I’ll be honest: In the days following the federal election, the mood at the Dogwood office was pretty somber. Although we were proud of our accomplishments in B.C., we knew our game plan needed to shift in light of the Conservative majority.
After several years of working to get the opposition parties to support a ban on oil tankers on B.C.’s north coast, we were going to have to focus more on other parts of our campaign for now. Thankfully, we’ve always pursued several avenues to stopping the Enbridge Northern Gateway pipeline – and we didn’t have to wait long for something to boost our spirits. Just one week after the election, there was an outstanding showing of First Nations solidarity at Enbridge’s annual general meeting.
Led by the Yinka Dene Alliance, the First Nations not only attended the general meeting, but also had a private sit-down with Enbridge’s board and CEO.
“We told Enbridge’s board and CEO – right to their faces – that we’re not here to negotiate a better deal,” said Chief Jackie Thomas of B.C.’s Saik’uz Nation.

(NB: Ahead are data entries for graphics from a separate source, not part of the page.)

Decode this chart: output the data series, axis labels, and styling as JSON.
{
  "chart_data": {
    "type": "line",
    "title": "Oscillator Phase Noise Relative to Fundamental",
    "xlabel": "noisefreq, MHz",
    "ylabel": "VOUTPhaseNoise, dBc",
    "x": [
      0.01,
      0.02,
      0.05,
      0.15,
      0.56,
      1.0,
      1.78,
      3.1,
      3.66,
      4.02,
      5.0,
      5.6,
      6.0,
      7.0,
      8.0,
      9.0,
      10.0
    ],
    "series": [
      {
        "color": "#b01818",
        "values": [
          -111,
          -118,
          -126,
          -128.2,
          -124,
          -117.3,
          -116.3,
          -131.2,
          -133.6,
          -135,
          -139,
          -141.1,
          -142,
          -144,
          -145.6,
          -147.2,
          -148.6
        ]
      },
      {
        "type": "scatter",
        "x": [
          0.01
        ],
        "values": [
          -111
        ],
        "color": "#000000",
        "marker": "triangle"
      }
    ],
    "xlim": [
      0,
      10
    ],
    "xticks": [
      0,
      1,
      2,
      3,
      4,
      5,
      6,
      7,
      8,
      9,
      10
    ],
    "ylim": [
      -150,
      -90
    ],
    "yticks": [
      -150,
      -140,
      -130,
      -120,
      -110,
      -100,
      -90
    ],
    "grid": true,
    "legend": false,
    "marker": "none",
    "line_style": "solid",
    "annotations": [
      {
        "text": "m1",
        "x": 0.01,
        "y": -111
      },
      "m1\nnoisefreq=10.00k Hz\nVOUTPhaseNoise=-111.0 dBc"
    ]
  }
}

And the people in the boardroom weren’t the only ones listening. The media coverage that followed the First Nations visit to Calgary drew attention to the tremendous power they hold.
In the National Post, financial columnist Claudia Cattaneo wrote that the First Nations’ message requires full consideration: “The cost of moving against a united and powerful aboriginal front that is getting angrier by the day is considerable: lengthy litigation regardless of whether the project receives regulatory approval (there are no treaties in much of B.C., opening a decision to a legal challenge), damage to the corporate reputation from disrespecting the wishes of B.C.’s matriarchal communities, vulnerability to sabotage during and after construction, and continuing demonstrations.”
Cattaneo also pointed out that with more oil spills being reported all the time, fear of “oil contamination of water, wildlife and way of life, is hardly unfounded.” She goes on to praise Enbridge for going above and beyond corporate norms to try to get First Nations support (by offering several financial incentives), but makes the astute observation that what Enbridge “has failed to recognize is that this group, led by many female chiefs, has different values.”
In other words, they can’t be bought. When the business pundits at the National Post are taking notice, you know you’re onto something.
Just a few days later, the Globe and Mail reported that Jim Prentice, former federal minister of Indian Affairs and Northern Development, was giving a speech at the hotel across the street from the First Nations protest. Afterward, he warned that First Nations opponents wield substantial clout over projects such as Enbridge’ proposed Northern Gateway pipeline.
“And so the reality on the ground is that the constitutional and legal position of the first nations is very strong,” Prentice said.
Globe reporters Carrie Tait and Nathan VanderKlippe summed it up well, writing: “Mr. Prentice and various experts back what first nations in British Columbia have long argued: That the future of Northern Gateway and other industrial projects hinges on much more than regulatory approvals. They must secure first nations support for projects, which Enbridge’s promise of some $1-billion in native benefits has failed to do. Instead, it has strengthened already fierce opposition.”
Likewise, a Conservative majority government and comments from Prime Minister Stephen Harper that are offside with the majority of British Columbians only strengthen the resolve and growing opposition to the Enbridge pipeline and tanker proposal in B.C.
Conservative politicians certainly can’t take the inevitability of this project for granted when financial analysts are saying First Nations opposition could kill the project. Robert Johnson, a Washington-based energy expert for Eurasia Group, said last week that his level of confidence about the project has “gone down quite a bit” because “Native land claims scare the hell out of investors.”
Those are strong words coming from someone who works for a firm that claims to be the “world’s leading global political risk research and consulting firm.”
While all of these comments are encouraging, Enbridge is still gunning to trample First Nations’ constitutional rights and to ignore the 75 per cent of British Columbians who don’t want this project. This battle is far from over and we will continue to stand in solidarity with First Nations and British Columbians who do not want to be a thoroughfare for Alberta’s oil.